Przed zjazdem pod ziemię marszałek przeszedł niezbędne szkolenia upoważniające do zjazdu pod ziemię. Następnie w towarzystwie Ryszarda Janty, prezesa JSW, Adama Rozmusa, zastępcy prezesa JSW ds. technicznych i operacyjnych, Krzysztofa Baranowskiego, dyrektora kopalni Budryk oraz Wiesława Chyłka, dyrektora technicznego kopalni - szybem VI Szymon Hołownia zjechał na poziom 1290 m. To najgłębszy poziom w kopalniach węgla w Polsce, gdzie temperatura górotworu sięga prawie 50 stopni Celsjusza.
Spod szybu kolejką podwieszaną wszyscy przejechali w rejon ściany Bw-3, która była celem wizyty. Po 300-metrowym marszu z dworca osobowego Marszałek Sejmu RP wraz z osobami towarzyszącymi stanęli u wlotu ściany Bw-3. Pokonanie będącej na ruchu dwustumetrowej ściany zajęło dobrych kilkanaście minut. Później marsz na poziom 1000 i wyjazd na powierzchnię.

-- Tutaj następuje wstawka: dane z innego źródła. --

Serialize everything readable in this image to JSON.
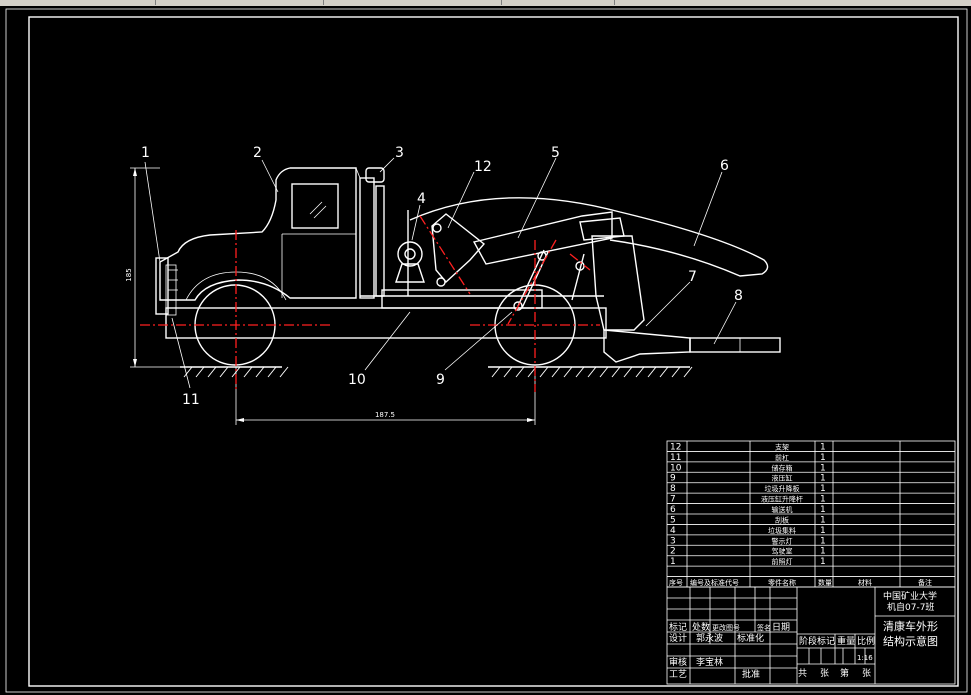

– To co dzisiaj zobaczyłem wywarło na mnie ogromne wrażenie i na pewno we mnie zostanie. Takie wizyty jak ta dziś uczą szacunku i pokory wobec ludzi, którzy wykonują trudną i odpowiedzialną pracę, którzy zjeżdżają i wyjeżdżają przez pięć dni w tygodniu przez 25 lat. Mam nadzieję, że zawsze będzie wam towarzyszyło po prostu szczęście i opieka Boża – powiedział zaraz po wyjeździe Szymon Hołownia. – Nie przyjechałem tutaj, żeby przedstawiać plany, snuć wizję. Przyjechałem posłuchać, zobaczyć górniczą rzeczywistość. To, czego dzisiaj się od was dowiedziałem będzie pomocne w mojej pracy. Dziękuję, że ten czas mogłem spędzić z wami. Mam nadzieję, że to nie nasze ostatnie spotkanie. Słyszałem już nieśmiałe zaproszenia związane z Barbórką, jeżeli zostaną podtrzymane, to oczywiście się zobaczymy – dodał na koniec marszałek Sejmu.